The coronavirus pandemic has impacted many different aspects of American life including social wellbeing, mental health and the economy, the report found.  The U.S. poverty rate jumped from 15 percent in February 2020 to 16.7 percent in September 2020, the report said, citing data from the Center on Poverty and Social Policy at Columbia University’s School of Social Work.

The rate of homelessness increased by 2.2 percent between 2019 and 2020, the report found, citing data from the US Department of Housing and Urban Development. By 2020, 18 Americans out of every 10,000 were homeless — the equivalent of 550,000 people or roughly the entire population of the state of Wyoming.
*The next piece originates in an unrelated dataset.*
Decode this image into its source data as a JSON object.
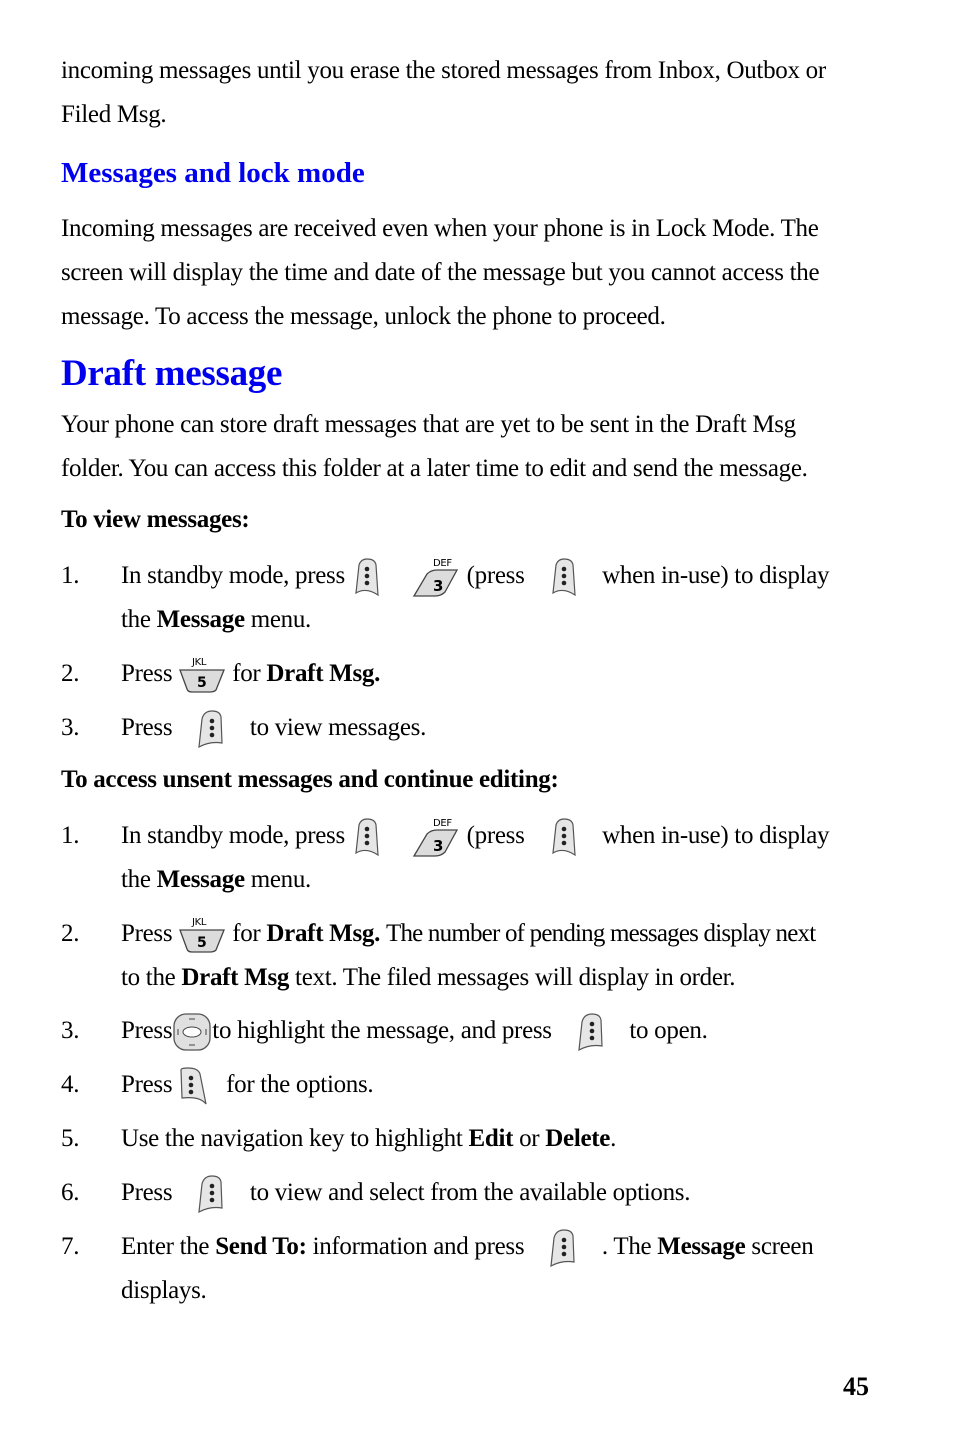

The pandemic caused large swaths of the U.S. economy to shutter, resulting in 20 million non-farm workers losing their jobs, Legatum Institute researchers said, and while things have bounced back in many respects, there were still eight million fewer jobs in April 2021 than in February 2020. Some of the worst-hit states include Nevada, where the unemployment rate peaked at nearly 30 percent, and Michigan, where it reached 24 percent, their report found.

Urban counties were hit harder than rural areas, according to the report. Rural areas saw a two-percentage-point rise in unemployment while cities saw a rise of 3.4 percentage points.

And while the federal government has injected nearly $6 trillion into the economy to help the country recover and rebuild post-pandemic, “the full impact of COVID-19 on state and county-level prosperity is yet to be fully understood and measured,” the report added.